I think you will find the eels already bought those special boxes of kit Kats. The NRL likes to think it's clubs are using its vending machines. Trick is to find a nice business to buy your kit Kats for your players. Third party kit Kats taste great and no need for NRLs crapola vending machines.

2016-08-05T05:17:43+00:00

scott

Guest


It's well enough run in comparison to our more noticeable basket cases. When your star player is videotaped urinating on a dog while the board is busy typing up fornal minutes of their plans to cheat the cap and probably commit any number of criminal offences; when a player is caught out with bikies in possession of drugs and then makes a sex tape while another player watches on; when your club boss gets drunk with the players and tells most of them they aren't worth a pinch of shit, except for his favourite pet of course - then you'll be poorly run. Until then the Dragons will remain the poor overlooked middle child of the NRL. And yes, fair cop, my last line was a bit petty. In my defence it's very hard to find a verb which rhymes with Eldridge.

2016-08-05T04:37:41+00:00

The Barry

Roar Guru


I didn't think the point of the article was to bag dragons fans, that was incidental. It was more about clubs in crisis having an imperative to change while middle of the road teams can keep bumbling along because there's always someone far worse off getting nailed. They don't draw as much attention.

2016-08-05T04:26:28+00:00

Muzz

Guest


I think the Broncos have bigger issues!

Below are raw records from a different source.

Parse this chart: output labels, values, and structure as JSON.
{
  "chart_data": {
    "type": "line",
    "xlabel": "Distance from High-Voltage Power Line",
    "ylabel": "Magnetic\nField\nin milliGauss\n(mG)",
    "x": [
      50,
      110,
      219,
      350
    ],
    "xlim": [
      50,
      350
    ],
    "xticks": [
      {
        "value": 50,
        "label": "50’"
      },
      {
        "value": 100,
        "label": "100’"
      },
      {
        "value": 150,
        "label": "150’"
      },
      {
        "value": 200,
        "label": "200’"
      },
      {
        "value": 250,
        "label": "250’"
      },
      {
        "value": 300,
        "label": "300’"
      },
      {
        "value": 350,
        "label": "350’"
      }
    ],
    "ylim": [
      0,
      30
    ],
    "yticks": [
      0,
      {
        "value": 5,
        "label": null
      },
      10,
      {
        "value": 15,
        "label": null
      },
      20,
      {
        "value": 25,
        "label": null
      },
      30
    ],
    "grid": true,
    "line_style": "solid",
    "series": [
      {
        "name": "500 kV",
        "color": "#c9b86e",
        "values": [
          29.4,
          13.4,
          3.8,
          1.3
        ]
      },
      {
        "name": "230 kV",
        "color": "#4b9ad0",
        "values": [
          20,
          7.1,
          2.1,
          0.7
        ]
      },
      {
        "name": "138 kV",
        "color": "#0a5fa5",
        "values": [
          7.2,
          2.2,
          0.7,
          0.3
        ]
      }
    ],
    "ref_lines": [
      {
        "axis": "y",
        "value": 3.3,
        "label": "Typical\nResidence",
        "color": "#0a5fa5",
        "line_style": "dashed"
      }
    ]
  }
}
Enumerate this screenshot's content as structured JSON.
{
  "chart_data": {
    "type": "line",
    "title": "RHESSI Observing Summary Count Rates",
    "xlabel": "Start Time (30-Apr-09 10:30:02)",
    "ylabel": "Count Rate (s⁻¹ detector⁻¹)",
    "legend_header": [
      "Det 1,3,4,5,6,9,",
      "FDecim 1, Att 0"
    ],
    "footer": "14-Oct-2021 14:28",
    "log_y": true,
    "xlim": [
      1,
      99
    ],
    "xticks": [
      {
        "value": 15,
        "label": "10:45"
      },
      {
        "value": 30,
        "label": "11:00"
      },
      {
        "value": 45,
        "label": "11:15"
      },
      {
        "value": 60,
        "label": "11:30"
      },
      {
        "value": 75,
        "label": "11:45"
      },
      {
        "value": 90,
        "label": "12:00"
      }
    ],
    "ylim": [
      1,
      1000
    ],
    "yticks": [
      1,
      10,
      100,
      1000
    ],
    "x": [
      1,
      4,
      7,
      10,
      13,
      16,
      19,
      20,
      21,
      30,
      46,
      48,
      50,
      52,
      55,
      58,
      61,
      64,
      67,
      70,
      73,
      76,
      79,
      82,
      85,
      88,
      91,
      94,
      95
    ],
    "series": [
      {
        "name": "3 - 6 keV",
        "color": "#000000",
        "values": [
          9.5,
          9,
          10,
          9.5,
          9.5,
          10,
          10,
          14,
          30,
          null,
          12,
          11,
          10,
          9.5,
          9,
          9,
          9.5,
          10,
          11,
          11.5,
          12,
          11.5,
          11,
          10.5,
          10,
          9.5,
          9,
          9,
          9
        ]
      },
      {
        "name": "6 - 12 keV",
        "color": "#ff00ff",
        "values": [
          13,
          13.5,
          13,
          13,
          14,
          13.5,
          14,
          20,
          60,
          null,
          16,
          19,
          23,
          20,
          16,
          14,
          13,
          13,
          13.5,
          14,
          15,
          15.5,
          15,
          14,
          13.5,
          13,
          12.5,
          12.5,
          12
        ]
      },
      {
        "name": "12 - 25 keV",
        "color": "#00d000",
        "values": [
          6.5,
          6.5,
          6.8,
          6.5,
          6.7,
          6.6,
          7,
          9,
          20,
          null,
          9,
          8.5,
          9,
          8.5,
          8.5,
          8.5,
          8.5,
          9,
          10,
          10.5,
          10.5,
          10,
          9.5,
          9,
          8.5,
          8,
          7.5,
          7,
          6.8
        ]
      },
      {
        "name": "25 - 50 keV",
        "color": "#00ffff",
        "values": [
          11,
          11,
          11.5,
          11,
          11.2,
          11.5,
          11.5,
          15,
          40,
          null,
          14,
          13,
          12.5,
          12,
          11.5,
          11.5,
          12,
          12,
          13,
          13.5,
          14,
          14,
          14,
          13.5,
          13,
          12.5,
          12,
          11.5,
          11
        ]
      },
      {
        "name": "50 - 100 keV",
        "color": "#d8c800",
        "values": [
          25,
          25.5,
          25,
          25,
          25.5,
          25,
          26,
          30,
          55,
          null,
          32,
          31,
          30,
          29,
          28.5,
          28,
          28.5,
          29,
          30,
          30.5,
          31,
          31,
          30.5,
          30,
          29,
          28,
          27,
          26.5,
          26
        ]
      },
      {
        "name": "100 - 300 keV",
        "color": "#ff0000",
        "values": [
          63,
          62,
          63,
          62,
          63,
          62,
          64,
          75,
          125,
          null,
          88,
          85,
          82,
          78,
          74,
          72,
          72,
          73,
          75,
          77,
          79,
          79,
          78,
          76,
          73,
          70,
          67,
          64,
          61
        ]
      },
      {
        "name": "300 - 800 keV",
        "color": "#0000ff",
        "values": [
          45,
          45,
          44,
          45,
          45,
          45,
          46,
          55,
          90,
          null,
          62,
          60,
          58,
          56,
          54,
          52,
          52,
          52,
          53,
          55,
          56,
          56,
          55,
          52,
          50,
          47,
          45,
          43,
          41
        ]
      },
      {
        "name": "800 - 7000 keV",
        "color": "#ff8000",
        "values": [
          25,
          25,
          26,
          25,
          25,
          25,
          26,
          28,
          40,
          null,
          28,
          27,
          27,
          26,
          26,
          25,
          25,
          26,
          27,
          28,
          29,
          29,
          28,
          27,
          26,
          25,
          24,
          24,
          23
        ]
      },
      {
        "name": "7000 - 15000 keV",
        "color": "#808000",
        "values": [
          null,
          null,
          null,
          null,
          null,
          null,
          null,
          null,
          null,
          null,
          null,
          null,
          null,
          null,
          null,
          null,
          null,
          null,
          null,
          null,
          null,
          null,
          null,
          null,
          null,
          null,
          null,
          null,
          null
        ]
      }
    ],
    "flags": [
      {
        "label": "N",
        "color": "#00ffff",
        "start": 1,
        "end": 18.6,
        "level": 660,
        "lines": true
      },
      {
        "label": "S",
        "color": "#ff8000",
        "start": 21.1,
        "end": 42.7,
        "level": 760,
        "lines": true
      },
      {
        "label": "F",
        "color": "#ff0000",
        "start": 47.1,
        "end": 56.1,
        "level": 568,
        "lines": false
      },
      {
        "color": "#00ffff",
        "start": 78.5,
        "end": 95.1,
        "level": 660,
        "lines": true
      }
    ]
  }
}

Their star studded line up only just managed to beat a team without a pulse.

2016-08-05T03:23:44+00:00

Jonthedentist

Guest


I think staying in the NSW cup team is a much better option. They play attacking football, they win games, the are exciting, they have structures in place. Coaching is better.

2016-08-05T03:14:35+00:00

Matt

Guest


That's what is wrong with the article. Dragons fans frustrations are not just with the teams boring performance on field, the club is being run so poorly off it. I read today a player that has been told by his club that his no longer wanted would rather sit out his contract in NSW Cup than sign with the Dragons. There is numerous other off field issues too but the author of this article is implying everything is hunky dory off the field and fans should build a bridge. The article comes across as off the cuff and poorly informed.

2016-08-05T03:10:50+00:00

Nick Ferris

Guest


And that would be a fair comment.

2016-08-05T03:10:03+00:00

Nick Ferris

Guest


I have no problem with Dane writing articles. His premise of this article was a snipe at Dragons fans, for what he basically call whinging. Why? What is the point of the article. Many Dragons fans have a legitimate position of complaint against the way the club is coached and run. Any fan want success, and have a right to demand it, no matter what other club do. Scott, do you really think that a Dragon fan whould watch the way their team is playing and think, "oh well, it could be worse. Look at Parramatta and Newcastle.", just as there are no Bunnies fans giving a toss how badly the Dragons are playing when their team is losing games. As to you comment that the rest of the club is well run, this is incorrect. The club is in more than $4 million in debt, andrecruitment is poor. The team has to play at 5 home to make money. Go and have a look at the open letter Peter Doust wrote to the "members and stakeholders" and you will see a very defensive CEO. And as to your last comment. That's just being petty.